RAÚL SALGADO | @raulsalgado | Ferrol | Martes 11 marzo 2014 | 16:44

Me gusta Ferrol, me gustas tú. Hoy en día, dependiendo del lugar al que arrimes la oreja, esta frase en tu boca puede parecer hasta un atrevimiento. Son tiempos de tapar las vergüenzas, de pasear con la cabeza agachada. Cuando los brotes verdes llaman a tu puerta, hay que quitarse la bata y los rulos y fingir que todo vuelve a ir bien.

Pero, claro, es que la realidad es otra bien distinta. Si el barrio en el que nació la ciudad fuese un juego de mesa, parece que cada vez estuviésemos más cerca de la macabra meta.

Un cascote se deja arrojar a la acera y morimos todos.
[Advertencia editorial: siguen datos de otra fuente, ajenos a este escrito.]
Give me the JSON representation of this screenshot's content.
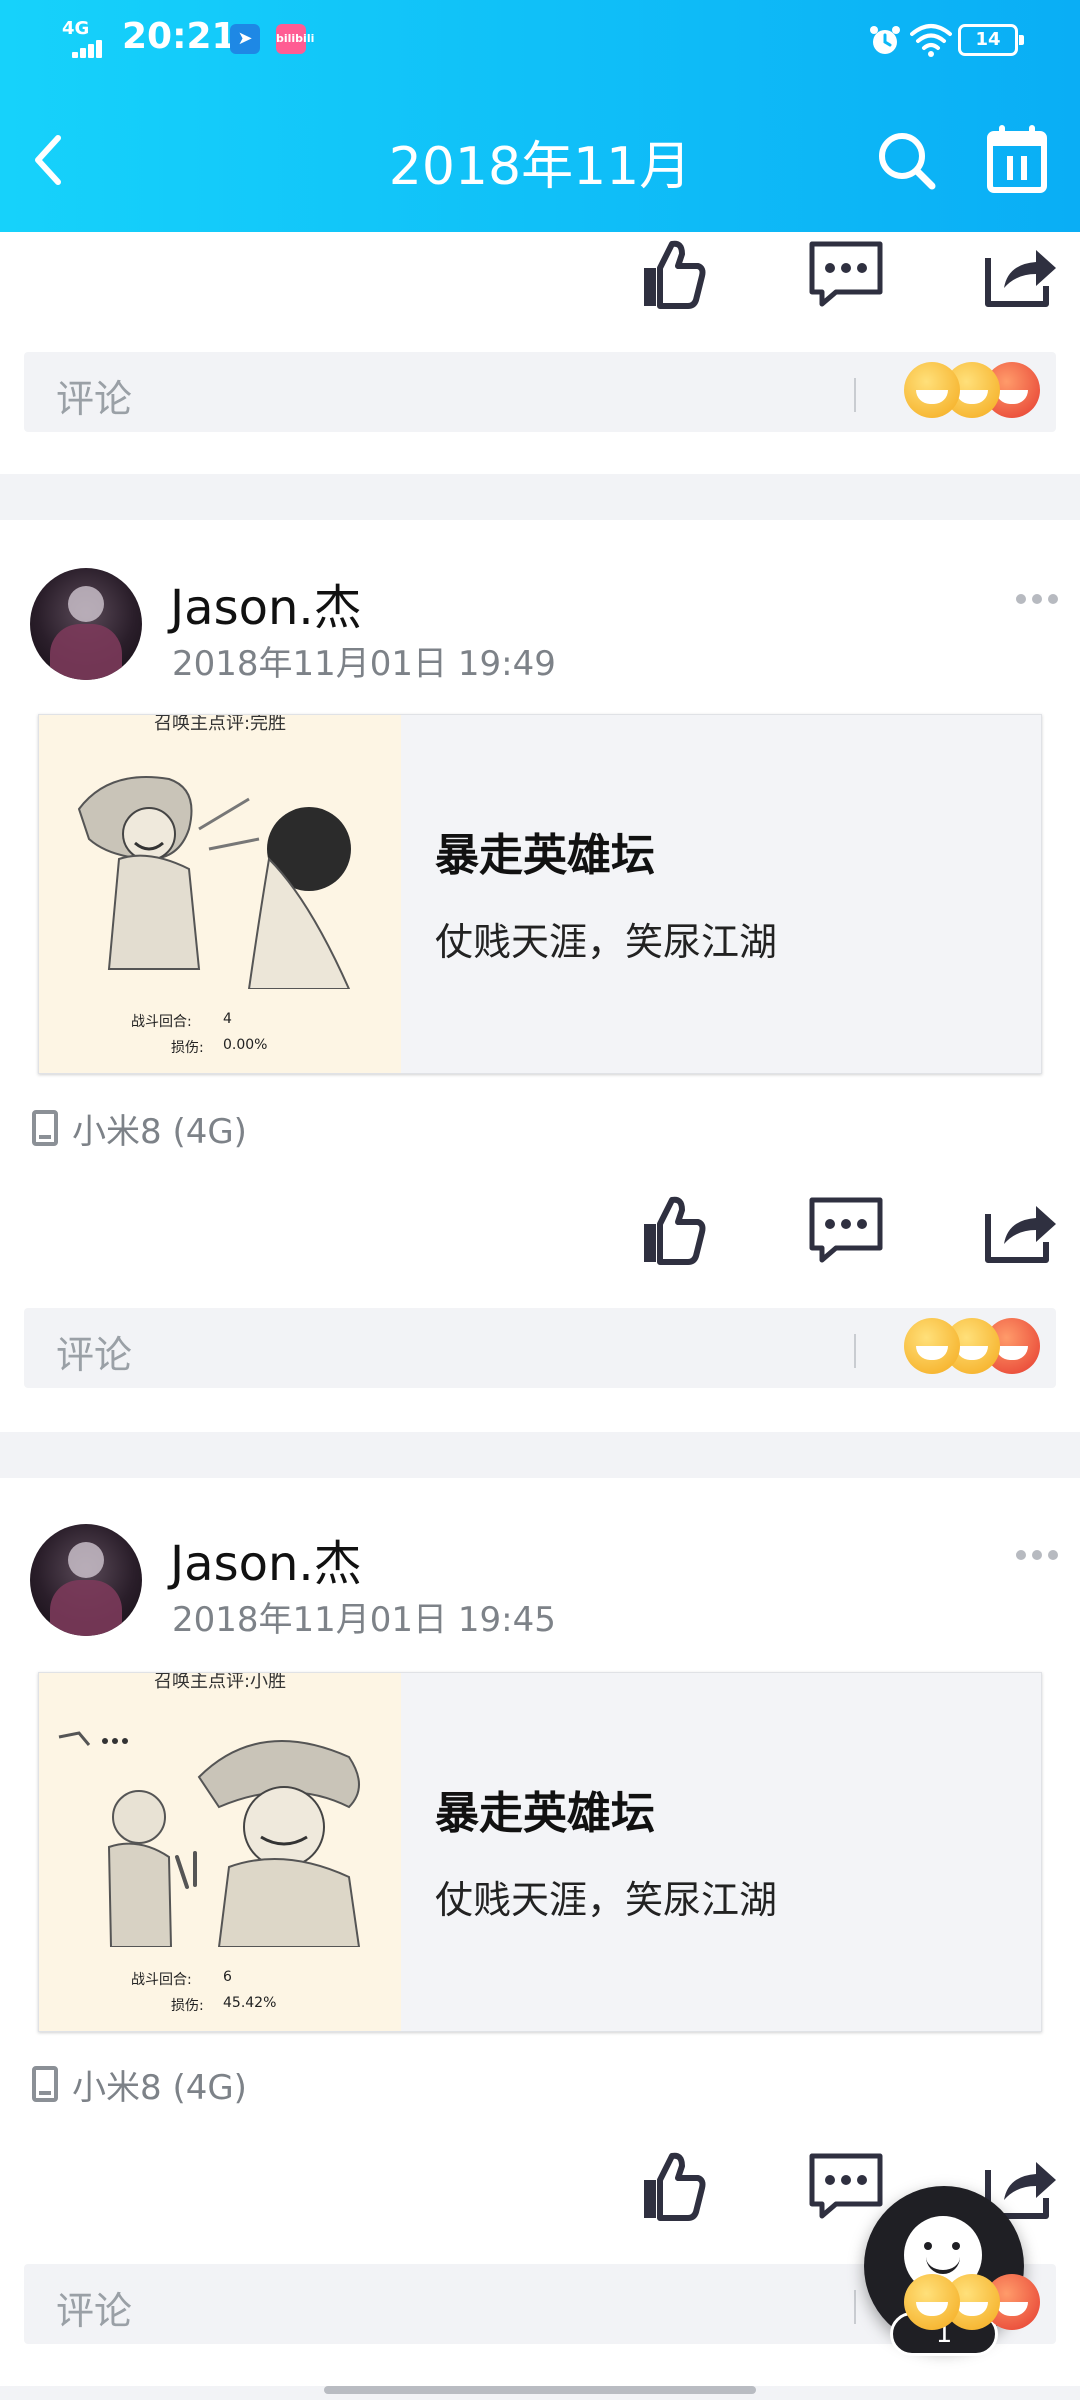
{
  "status_bar": {
    "network": "4G",
    "time": "20:21",
    "app_icon_2_text": "bilibili",
    "battery": "14"
  },
  "nav": {
    "title": "2018年11月"
  },
  "comment_placeholder": "评论",
  "posts": [
    {
      "author": "Jason.杰",
      "timestamp": "2018年11月01日 19:49",
      "card": {
        "image_caption": "召唤主点评:完胜",
        "stat_round_label": "战斗回合:",
        "stat_round_value": "4",
        "stat_damage_label": "损伤:",
        "stat_damage_value": "0.00%",
        "title": "暴走英雄坛",
        "description": "仗贱天涯，笑尿江湖"
      },
      "device": "小米8 (4G)"
    },
    {
      "author": "Jason.杰",
      "timestamp": "2018年11月01日 19:45",
      "card": {
        "image_caption": "召唤主点评:小胜",
        "stat_round_label": "战斗回合:",
        "stat_round_value": "6",
        "stat_damage_label": "损伤:",
        "stat_damage_value": "45.42%",
        "title": "暴走英雄坛",
        "description": "仗贱天涯，笑尿江湖"
      },
      "device": "小米8 (4G)"
    }
  ],
  "fab": {
    "badge": "1"
  },
  "colors": {
    "header_start": "#16d2fb",
    "header_end": "#0aaef5",
    "divider": "#f2f3f6",
    "icon_dark": "#2f3040"
  },
  "icons": [
    "back-arrow-icon",
    "search-icon",
    "calendar-icon",
    "like-icon",
    "comment-icon",
    "share-icon",
    "more-icon",
    "phone-icon"
  ]
}
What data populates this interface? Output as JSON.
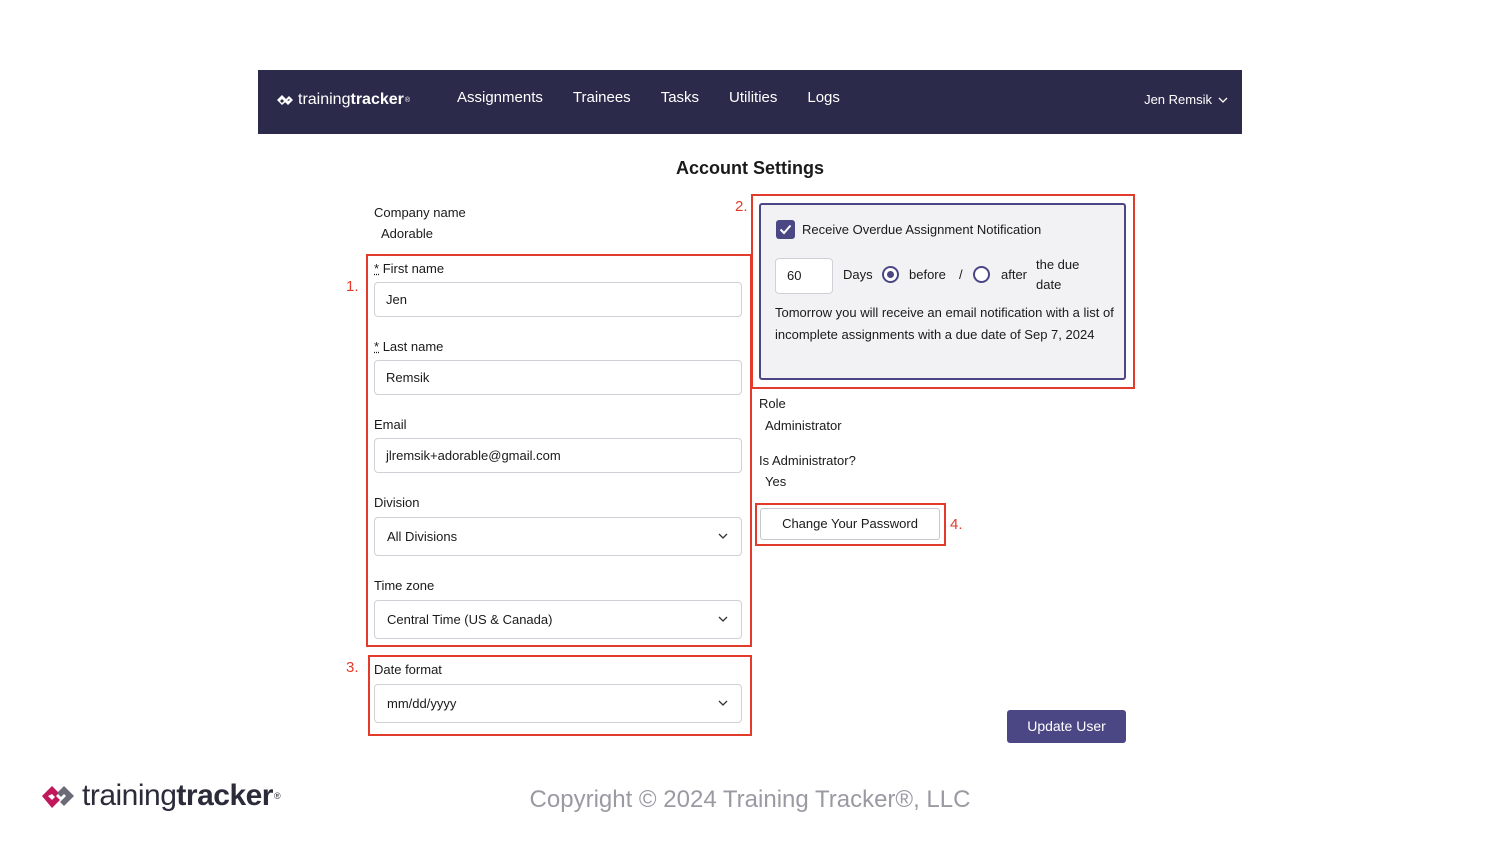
{
  "nav": {
    "logo_light": "training",
    "logo_bold": "tracker",
    "logo_mark": "®",
    "links": [
      "Assignments",
      "Trainees",
      "Tasks",
      "Utilities",
      "Logs"
    ],
    "user": "Jen Remsik"
  },
  "page_title": "Account Settings",
  "form": {
    "company_label": "Company name",
    "company_value": "Adorable",
    "required_mark": "*",
    "first_name_label": "First name",
    "first_name_value": "Jen",
    "last_name_label": "Last name",
    "last_name_value": "Remsik",
    "email_label": "Email",
    "email_value": "jlremsik+adorable@gmail.com",
    "division_label": "Division",
    "division_value": "All Divisions",
    "timezone_label": "Time zone",
    "timezone_value": "Central Time (US & Canada)",
    "date_format_label": "Date format",
    "date_format_value": "mm/dd/yyyy"
  },
  "notification": {
    "checked": true,
    "title": "Receive Overdue Assignment Notification",
    "days_value": "60",
    "days_label": "Days",
    "before_label": "before",
    "separator": "/",
    "after_label": "after",
    "due_label": "the due date",
    "selected": "before",
    "message": "Tomorrow you will receive an email notification with a list of incomplete assignments with a due date of Sep 7, 2024"
  },
  "role_label": "Role",
  "role_value": "Administrator",
  "is_admin_label": "Is Administrator?",
  "is_admin_value": "Yes",
  "change_password_label": "Change Your Password",
  "update_label": "Update User",
  "callouts": [
    "1.",
    "2.",
    "3.",
    "4."
  ],
  "callout_color": "#e23b2b",
  "accent_color": "#4b4785",
  "nav_color": "#2c2a4a",
  "footer": {
    "logo_light": "training",
    "logo_bold": "tracker",
    "logo_mark": "®",
    "copyright": "Copyright © 2024 Training Tracker®, LLC"
  }
}
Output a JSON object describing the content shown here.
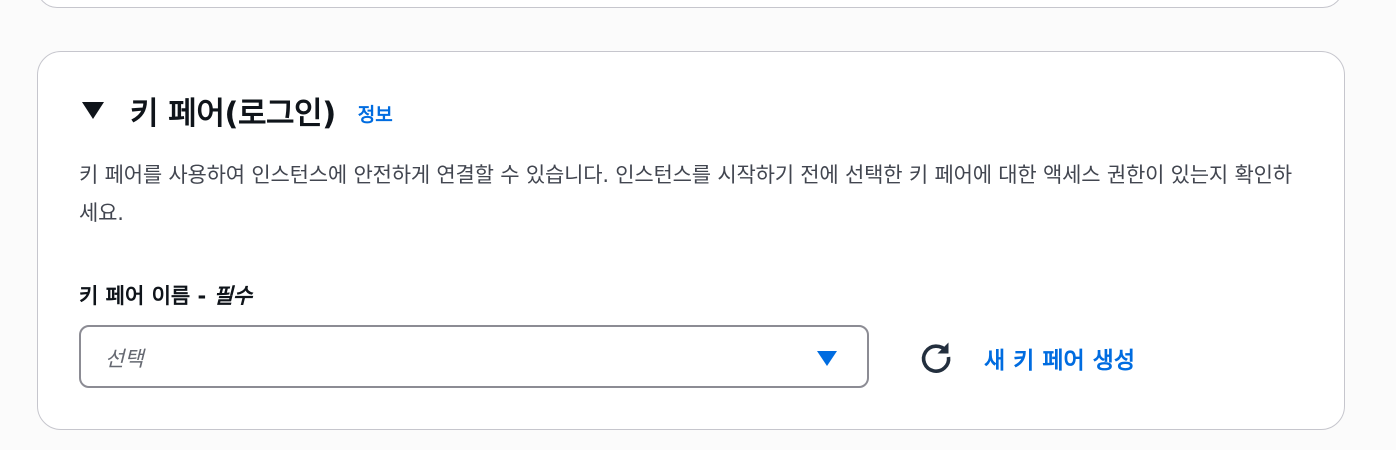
{
  "section": {
    "title": "키 페어(로그인)",
    "info_link": "정보",
    "description": "키 페어를 사용하여 인스턴스에 안전하게 연결할 수 있습니다. 인스턴스를 시작하기 전에 선택한 키 페어에 대한 액세스 권한이 있는지 확인하세요.",
    "field_label": "키 페어 이름 - ",
    "field_required": "필수",
    "select_placeholder": "선택",
    "create_link": "새 키 페어 생성",
    "icons": {
      "collapse": "caret-down-icon",
      "dropdown": "chevron-down-icon",
      "refresh": "refresh-icon"
    },
    "colors": {
      "link": "#006ce0",
      "text": "#0f141a",
      "secondary_text": "#424650",
      "border": "#8c8c94"
    }
  }
}
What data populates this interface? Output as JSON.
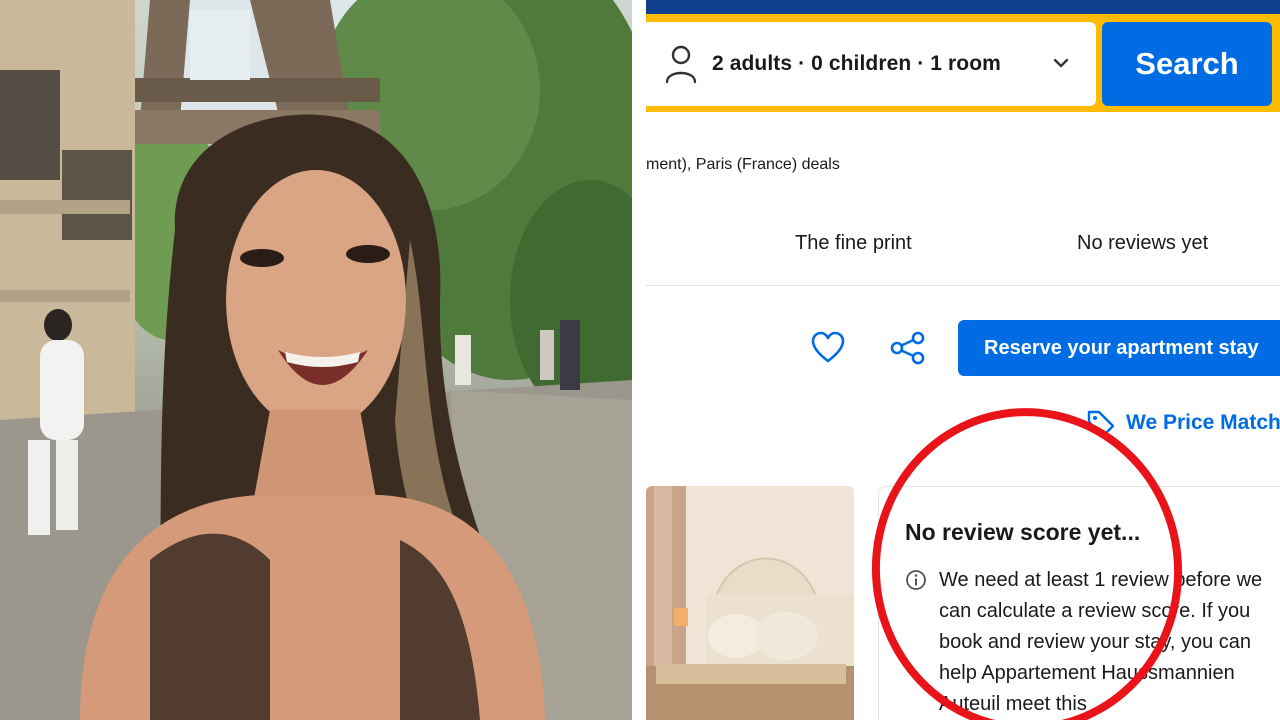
{
  "photo": {
    "subject": "selfie-photo"
  },
  "search_bar": {
    "occupancy_label": "2 adults · 0 children · 1 room",
    "search_label": "Search"
  },
  "deals_text": "ment), Paris (France) deals",
  "tabs": [
    {
      "label": "The fine print"
    },
    {
      "label": "No reviews yet"
    }
  ],
  "actions": {
    "reserve_label": "Reserve your apartment stay",
    "price_match_label": "We Price Match"
  },
  "review": {
    "title": "No review score yet...",
    "body": "We need at least 1 review before we can calculate a review score. If you book and review your stay, you can help Appartement Haussmannien Auteuil meet this"
  },
  "icons": {
    "person": "person-icon",
    "chevron": "chevron-down-icon",
    "heart": "heart-icon",
    "share": "share-icon",
    "tag": "price-tag-icon",
    "info": "info-icon"
  },
  "colors": {
    "brand_blue": "#006ce4",
    "header_navy": "#0f3f8f",
    "search_yellow": "#febb02",
    "annotation_red": "#e8141a"
  }
}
No ha llegado con vallas que cada día ocupan más espacio, con una calle permanentemente cortada al tránsito, con la principal de la barriada cerrada -al igual que la ya acostumbrada Praza Vella- porque Carvalho Calero parece lamentarse y desprender enfado desde el lugar en el que descansa.

Un pequeño corazón cercado, constreñido. Porque no le dejan respirar. Porque aquí nadie tiene la culpa, porque el dinero parece existir para otras cosas y siempre habrá tiempo para culpar a otros que se fueron o van a volver.

Jugando con la tranquilidad a prueba de bomba de una ciudadanía anestesiada, asistimos adormilados a una decadencia que no conoce límites. Esa parálisis nos mantiene aletargados ante unos datos del paro que no conceden tregua, una destrucción progresiva del tejido auxiliar que no impide sonrisas Profidén en bares y tiendas de primera aunque la ciclogénesis no deje secar los quebraderos mentales.

Atravesar la ciudad junto a forasteros te convierte en el guía del dolor. Todo lo acompañas con un “podía estar mejor”, “con lo bonito que es” o el habitual “qué pena”. Pero, amigos, llamemos a las cosas por su nombre. La caída en desgracia alcanza dimensiones no abarcables, como en otras urbes distintos látigos agravan las injusticias.

Nos quejamos de un comercio que no se ha adaptado a las circunstancias, pero no veo que en localidades cercanas y más grandes abran sus puertas aunque sea un festivo cualquiera y los cruceros atraquen en su privilegiada primera línea. Quizás la clave sea otra, ya conocida: somos los más criticones del lugar.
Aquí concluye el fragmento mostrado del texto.